Meine Tochter hat besondere Bedürfnisse und oft ist sie auf dem Schulfoto im Rollstuhl zu sehen. Werden sie anbieten, das Bild zu „retuschieren“, um den Rollstuhl mit Airbrush auszubessern? Ihr linker Arm ist am Handgelenk nach hinten gedreht, sodass ihre Hand oft nicht in die richtige Richtung zeigt. Werden sie das Bild an der Brust abschneiden, damit man ihre Hand nicht sehen kann (wohlgemerkt, sie arbeitet jede Woche wahnsinnig hart in der Ergotherapie, nur um weiter zu funktionieren)?
KEUCHE!
Was ist mit den Kindern, die kürzlich Zähne verloren haben?
Nun, wenn sie den Fotos wieder Zähne hinzufügen können, gehe ich zurück und mache jedes einzelne meiner Schulfotos noch einmal – vom Kindergarten bis zum Abschlussjahr, denn zum Teufel, Ich muss eine Lücke schließen!
Nein.

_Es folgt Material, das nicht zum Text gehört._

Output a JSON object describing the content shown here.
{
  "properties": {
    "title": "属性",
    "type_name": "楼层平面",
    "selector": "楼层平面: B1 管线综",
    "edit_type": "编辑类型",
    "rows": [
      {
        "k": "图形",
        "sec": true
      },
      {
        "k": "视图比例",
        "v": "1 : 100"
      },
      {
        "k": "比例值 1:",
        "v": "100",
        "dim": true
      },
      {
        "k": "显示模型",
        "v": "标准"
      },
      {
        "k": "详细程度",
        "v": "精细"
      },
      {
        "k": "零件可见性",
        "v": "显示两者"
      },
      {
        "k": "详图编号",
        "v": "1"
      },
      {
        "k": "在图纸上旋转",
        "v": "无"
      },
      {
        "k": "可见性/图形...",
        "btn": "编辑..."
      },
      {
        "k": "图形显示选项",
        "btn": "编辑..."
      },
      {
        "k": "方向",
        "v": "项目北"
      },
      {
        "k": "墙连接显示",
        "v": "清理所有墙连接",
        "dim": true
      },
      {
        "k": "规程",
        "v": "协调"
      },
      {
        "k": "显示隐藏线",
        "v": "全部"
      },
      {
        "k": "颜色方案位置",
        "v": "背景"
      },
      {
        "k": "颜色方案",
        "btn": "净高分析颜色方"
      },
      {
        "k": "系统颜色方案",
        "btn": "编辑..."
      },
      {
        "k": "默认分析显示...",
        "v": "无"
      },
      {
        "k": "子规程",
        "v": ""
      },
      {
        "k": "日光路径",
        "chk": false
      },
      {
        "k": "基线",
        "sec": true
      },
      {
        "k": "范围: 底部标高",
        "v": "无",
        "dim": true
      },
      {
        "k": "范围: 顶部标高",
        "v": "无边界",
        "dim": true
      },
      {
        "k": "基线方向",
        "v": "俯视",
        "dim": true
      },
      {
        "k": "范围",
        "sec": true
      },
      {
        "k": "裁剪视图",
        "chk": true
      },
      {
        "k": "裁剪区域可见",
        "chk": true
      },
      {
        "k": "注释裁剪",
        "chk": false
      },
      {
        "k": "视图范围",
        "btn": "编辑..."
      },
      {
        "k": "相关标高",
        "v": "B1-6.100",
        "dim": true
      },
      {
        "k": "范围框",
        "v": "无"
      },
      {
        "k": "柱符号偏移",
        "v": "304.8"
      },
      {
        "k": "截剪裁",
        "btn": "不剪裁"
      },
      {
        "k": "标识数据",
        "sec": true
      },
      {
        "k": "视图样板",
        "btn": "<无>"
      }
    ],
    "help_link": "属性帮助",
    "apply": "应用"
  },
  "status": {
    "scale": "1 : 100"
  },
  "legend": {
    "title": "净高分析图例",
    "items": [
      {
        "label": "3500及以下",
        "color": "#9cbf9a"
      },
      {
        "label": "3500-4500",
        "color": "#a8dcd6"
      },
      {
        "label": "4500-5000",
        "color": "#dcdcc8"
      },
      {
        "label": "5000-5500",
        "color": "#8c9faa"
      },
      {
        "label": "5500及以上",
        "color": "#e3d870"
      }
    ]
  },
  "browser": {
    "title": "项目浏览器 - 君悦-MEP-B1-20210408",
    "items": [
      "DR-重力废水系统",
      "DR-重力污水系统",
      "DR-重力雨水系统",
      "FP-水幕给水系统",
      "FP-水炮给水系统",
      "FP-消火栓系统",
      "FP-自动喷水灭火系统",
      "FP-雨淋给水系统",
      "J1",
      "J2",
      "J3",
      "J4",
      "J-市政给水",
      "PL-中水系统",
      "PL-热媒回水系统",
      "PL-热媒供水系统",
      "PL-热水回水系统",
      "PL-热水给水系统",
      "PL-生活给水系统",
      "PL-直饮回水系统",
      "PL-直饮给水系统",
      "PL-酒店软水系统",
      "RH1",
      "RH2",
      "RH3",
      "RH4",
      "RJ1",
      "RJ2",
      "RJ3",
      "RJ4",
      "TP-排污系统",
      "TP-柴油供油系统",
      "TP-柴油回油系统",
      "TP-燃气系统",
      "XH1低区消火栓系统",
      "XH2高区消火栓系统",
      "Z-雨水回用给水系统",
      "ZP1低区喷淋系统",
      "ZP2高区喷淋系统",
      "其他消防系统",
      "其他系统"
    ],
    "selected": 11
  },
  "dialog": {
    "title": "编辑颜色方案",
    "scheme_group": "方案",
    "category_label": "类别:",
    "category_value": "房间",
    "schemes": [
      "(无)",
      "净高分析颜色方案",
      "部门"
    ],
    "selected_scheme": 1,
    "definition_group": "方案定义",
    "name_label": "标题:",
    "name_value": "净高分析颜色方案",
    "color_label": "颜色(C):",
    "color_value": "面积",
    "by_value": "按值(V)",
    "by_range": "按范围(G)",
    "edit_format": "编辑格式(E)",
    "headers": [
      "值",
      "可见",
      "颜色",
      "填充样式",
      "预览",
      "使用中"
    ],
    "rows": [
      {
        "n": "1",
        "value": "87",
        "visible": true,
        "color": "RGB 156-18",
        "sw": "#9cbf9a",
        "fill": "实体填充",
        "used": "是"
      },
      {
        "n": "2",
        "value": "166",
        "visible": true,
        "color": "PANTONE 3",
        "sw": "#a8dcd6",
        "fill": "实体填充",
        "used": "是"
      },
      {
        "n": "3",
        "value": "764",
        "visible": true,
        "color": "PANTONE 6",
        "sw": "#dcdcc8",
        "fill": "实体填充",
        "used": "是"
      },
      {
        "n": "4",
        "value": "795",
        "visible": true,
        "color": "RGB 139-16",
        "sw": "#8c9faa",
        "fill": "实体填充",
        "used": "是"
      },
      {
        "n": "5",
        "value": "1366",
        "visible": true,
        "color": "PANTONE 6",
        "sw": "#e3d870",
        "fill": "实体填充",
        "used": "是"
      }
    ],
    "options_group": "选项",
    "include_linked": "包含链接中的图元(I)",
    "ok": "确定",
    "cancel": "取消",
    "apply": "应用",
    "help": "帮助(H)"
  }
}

Ich scherze nur. Offensichtlich werde ich das nicht tun. So sehr ich meine Kluft als Kind auch gehasst habe, so sehr habe ich gelernt, sie als Teil von mir zu akzeptieren. Es ist ein Teil von mir, mit dem die Menschen in Kontakt kommen, für den sie mich kennen und den sie lieben. Es bringt mich zum Lächeln. Ich würde es niemals aus einem Bild heraus „retuschieren“. Genauso wie ich meinem Kind, Ihrem Kind oder einem ANDEREN Kind niemals sagen würde, dass sie die Möglichkeit haben, etwas auf ihren Schulbildern zu „retuschieren“. Dies ist die Zeit in ihrem Leben, in der sie sich nur um wissenschaftliche Diagramme in Schuhkartons kümmern müssen, um wen sie beim Mittagessen sitzen und ob sie ihre Bibliotheksbücher zurückgegeben haben oder nicht. Nicht das Pickel, das auf einem Bild zu sehen ist, oder die Farbe ihrer Zähne. Und bevor mich irgendjemand anbrüllt, wie schwer es heutzutage ist, ein Kind zu sein, aufgrund der Medien und der sozialen Medien und bla bla bla – ES WAR IMMER SCHWER, EIN KIND ZU SEIN.
Ich bin ein Kind der 80er, das in den 90ern die Mittelstufe besuchte. ES. VERSAGT. Damals war es scheiße. Es ist jetzt scheiße. Es wird immer scheiße sein. Ich war verdammt peinlich. Ich hatte eine riesige „Wo ist Waldo“-Brille, eine ausgewachsene (sprich: trockene und krause) Jheri-Locke, Lippen, in die ich noch nicht hineingewachsen war, und eine ziemlich große Lücke zwischen meinen beiden Vorderzähnen. Ich war auch ziemlich lang und dünn. Ich war zu keinem verdammten Ding herangewachsen, das mein Körper ausstrahlte. Ich wurde gnadenlos gehänselt und kam weinend nach Hause, mehr als irgendjemand jemals müsste.
Aber ich hatte eine Mutter, die mir Liebe entgegenbrachte. Ich habe ihr damals nicht geglaubt, weil: JUGENDLICHE, aber sie hat es ununterbrochen in mich hineingegossen und mir alle klischeehaften „Mutter-Sachen“ erzählt: Schönheit geht nur unter die Haut, was zählt, was im Inneren ist, und yadda yadda yadda. Aber hier ist mein Punkt: Sie verließ sich nicht darauf, dass jemand anderes meine Seele nährte als sie, und sie weigerte sich auf jeden Fall, mich vor der Welt zu verstecken.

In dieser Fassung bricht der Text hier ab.